VATICAN CITY: Pope Leo XIV in July will visit the Italian island of Lampedusa, a landing point for migrants crossing the Mediterranean Sea from North Africa, the Vatican announced om Thursday.
The US pontiff has previously thanked the people of Lampedusa, which is just 145km off the coast of Tunisia, for the welcome they have given over the years to those who arrived, often on leaky, overcrowded boats.
Leo has also repeatedly spoken out against measures to clamp down on illegal migration. 
He called the US administration’s treatment of immigrants “inhuman.”
Leo will visit Lampedusa on July 4, as part of a program of visits within Italy this summer, which includes a trip to Pompeii on May 8, the anniversary of his election, the Vatican said.
On May 23, he will meet pilgrims in the so-called “Land of Fires” in Campania, a southern Italian region blighted by toxic waste dumped by the mafia.
Leo’s predecessor, Francis, chose Lampedusa for his first official visit after becoming pontiff in July 2013.
In a definitive speech of his papacy, Francis denounced what he called “the globalization of indifference,” and the defense of migrants became a cornerstone of his papacy.
Leo became the first US head of the world’s 1.4 billion Catholics last May following Francis’s death.
In October, Leo said states had a right to protect their borders but a “moral obligation” to provide refuge.
“With the abuse of vulnerable migrants, we are witnessing, not the legitimate exercise of national sovereignty, but rather grave crimes committed or tolerated by the state,” he said, according to a speech published by the Vatican.
“Ever more inhuman measures are being adopted — even celebrated politically —that treat these ‘undesirables’ as if they were garbage and not human beings.”

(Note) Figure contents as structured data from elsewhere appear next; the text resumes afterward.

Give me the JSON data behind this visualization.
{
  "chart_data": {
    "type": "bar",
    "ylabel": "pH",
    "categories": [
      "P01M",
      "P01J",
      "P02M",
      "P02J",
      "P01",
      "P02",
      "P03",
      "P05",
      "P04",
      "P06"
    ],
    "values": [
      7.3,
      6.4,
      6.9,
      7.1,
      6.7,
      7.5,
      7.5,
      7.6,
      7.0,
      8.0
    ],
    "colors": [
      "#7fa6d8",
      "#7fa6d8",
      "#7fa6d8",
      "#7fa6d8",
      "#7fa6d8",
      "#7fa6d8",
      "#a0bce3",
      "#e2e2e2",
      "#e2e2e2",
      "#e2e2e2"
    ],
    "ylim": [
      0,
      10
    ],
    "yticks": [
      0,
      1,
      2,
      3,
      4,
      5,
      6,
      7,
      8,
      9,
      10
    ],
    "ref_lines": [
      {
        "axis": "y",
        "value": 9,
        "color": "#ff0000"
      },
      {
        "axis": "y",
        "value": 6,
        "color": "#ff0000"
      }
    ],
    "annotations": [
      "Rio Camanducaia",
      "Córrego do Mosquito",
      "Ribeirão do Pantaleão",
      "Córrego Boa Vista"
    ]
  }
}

Italian Prime Minister Giorgia Meloni’s government has taken a tough line on irregular migration, restricting the activities of charity rescue boats and seeking to speed up returns of people who fail to qualify for asylum.
Her ministers last week agreed on a new draft law that would allow the imposition of a “naval blockade” to stop migrant boats from entering Italian waters.
Almost 2,300 migrants have landed on Italy’s shores so far this year, compared to 5,600 in the same period in 2025 and 4,200 in the same period in 2024.
Yet many die trying to make the crossing, with at least 547 lives lost along Mediterranean routes so far this year, according to the UN’s International Organization for Migration.
Leo, who was born in Chicago and spent two decades as a missionary in Peru, has said he loves to travel. 
He spent many years on the road when he served two, six-year terms as the superior of his Augustinian religious order, which required him to visit Augustinian communities around the world.
Pope Leo himself has said he hopes to visit his beloved Peru, as well as Argentina and Uruguay, trips that could happen toward the end of the year.